The present coalition government has increased universal state pensions and promised to maintain their 'value' in future in line with 'inflation'; and one cannot imagine a Labour-led government reneging on that promise. No similar promise can be made by any government in respect of personal or employer-funded pensions. Inflation inevitably and inexorably diminishes the purchasing power of funded pensions over the years, and the impact is greater the more years pass after the date of retirement. A small number of pension funds are so well endowed that they have been able hitherto to increase pensions-in-payment in line with the rising cost of living, but in general pension fund trustees have asserted [and most of them have exercised] their right to make annual increases of less than officially declared 'inflation', or to freeze the amount paid out. A majority of the people who are classed as 'pensioners' are no longer members of funds managed by trustees; they are 'annuitants'': people who on retirement were given notional control of the 'pot' of cash that had accrued to their account in an employer's pension fund, to which contributions were made jointly by the employer and the employee. The recipient individual is required by law to buy an 'annuity' which is an income of a fixed sum of money each year. Most funds allow individuals to take a portion of the 'pot' as a cash sum, in which case their annual income thereafter will be reduced. As an additional complication some annuities provide limited compensation for inflation in future years, and in such cases the annuity is reduced to cover the cost and risk to the provider of having to pay the promised increases in the event of future inflation.

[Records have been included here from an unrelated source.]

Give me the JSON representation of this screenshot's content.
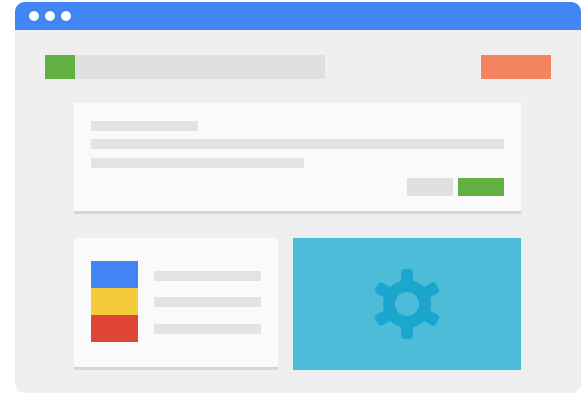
{
  "window": {
    "titlebar_color": "#4285f4",
    "background": "#efefef"
  },
  "toolbar": {
    "logo_color": "#62b044",
    "action_color": "#f4845f"
  },
  "content_card": {
    "secondary_button_color": "#e0e0e0",
    "primary_button_color": "#62b044"
  },
  "list_card": {
    "swatches": [
      "#4285f4",
      "#f4cb3a",
      "#df4638"
    ]
  },
  "settings_panel": {
    "color": "#4dbcd9",
    "icon": "gear-icon",
    "icon_color": "#1ba6cf"
  }
}
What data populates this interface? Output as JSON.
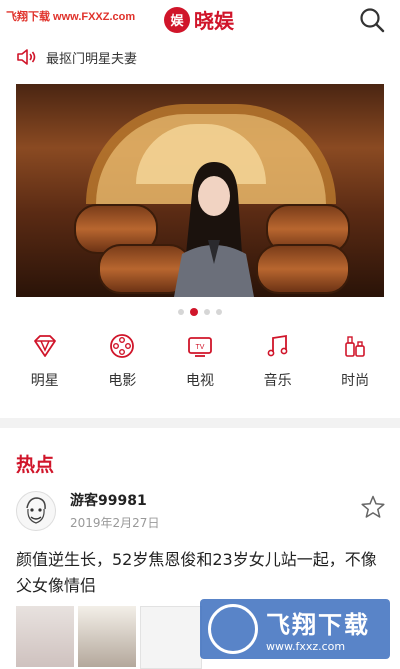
{
  "watermark_top": "飞翔下载 www.FXXZ.com",
  "app": {
    "logo_text": "晓娱",
    "logo_mark": "娱"
  },
  "notice": {
    "text": "最抠门明星夫妻"
  },
  "carousel": {
    "count": 4,
    "active_index": 1
  },
  "categories": [
    {
      "label": "明星",
      "icon": "diamond-icon"
    },
    {
      "label": "电影",
      "icon": "film-reel-icon"
    },
    {
      "label": "电视",
      "icon": "tv-icon"
    },
    {
      "label": "音乐",
      "icon": "music-note-icon"
    },
    {
      "label": "时尚",
      "icon": "perfume-icon"
    }
  ],
  "section": {
    "title": "热点"
  },
  "post": {
    "username": "游客99981",
    "date": "2019年2月27日",
    "text": "颜值逆生长，52岁焦恩俊和23岁女儿站一起，不像父女像情侣"
  },
  "watermark_bottom": {
    "big": "飞翔下载",
    "small": "www.fxxz.com"
  },
  "colors": {
    "accent": "#d0152a",
    "tv_icon": "#d0152a"
  }
}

In response to the collapse of banking governments in most developed countries engineered massive increases in the money supply have been used to keep the banking system afloat. At the same time a huge increase in government borrowing has been needed to support the banks, and to pay both civil servants and recipients of state benefits. Government acquiescence in the continuing deindustrialisation of the economy has meant that the UK now has minimal earnings from sales of goods into international markets; yet every indication for the future is that the emergence of powerful new economies will drive up the prices of commodities that Britain needs to import. Worse still, with the abandonment of Britain's capacity to process raw materials means that imports come in prepared forms and as manufactured goods.Relative to the eighteenth, nineteenth and early twentieth centuries, and relative to population size, Britain generates grossly insufficient material exports to compete as a long-term buyer of commodities in which it is not self-sufficient. The kingdom faces both declining real standards of living and the phenomenon of dramatically rising prices for things that are material necessities for life. A glaring example of the increasing problem is in the energy market: Britain dissipated the benefits of North Sea oil largely on paying benefits to the people cast out from industry by Thatcherite-Blairite policies, and sold nuclear firms like Westinghouse to foreigners: and now cannot afford to build nuclear power stations as imported oil and gas prices face long-term increases. The phenomenon of rising prices will be compounded by the devaluation of the currency, as the country's import bill far exceeds it export earnings. Pensioner poverty will escalate; and younger people, seeing the poverty of their pensioner relatives will be disincentivised themselves voluntarily to 'waste' their current income on buying pension rights.

There is no obvious way out of this impasse. It is a stark indication of the means by which the national impoverishment prepared by generation of politicians will begin seriously to bite.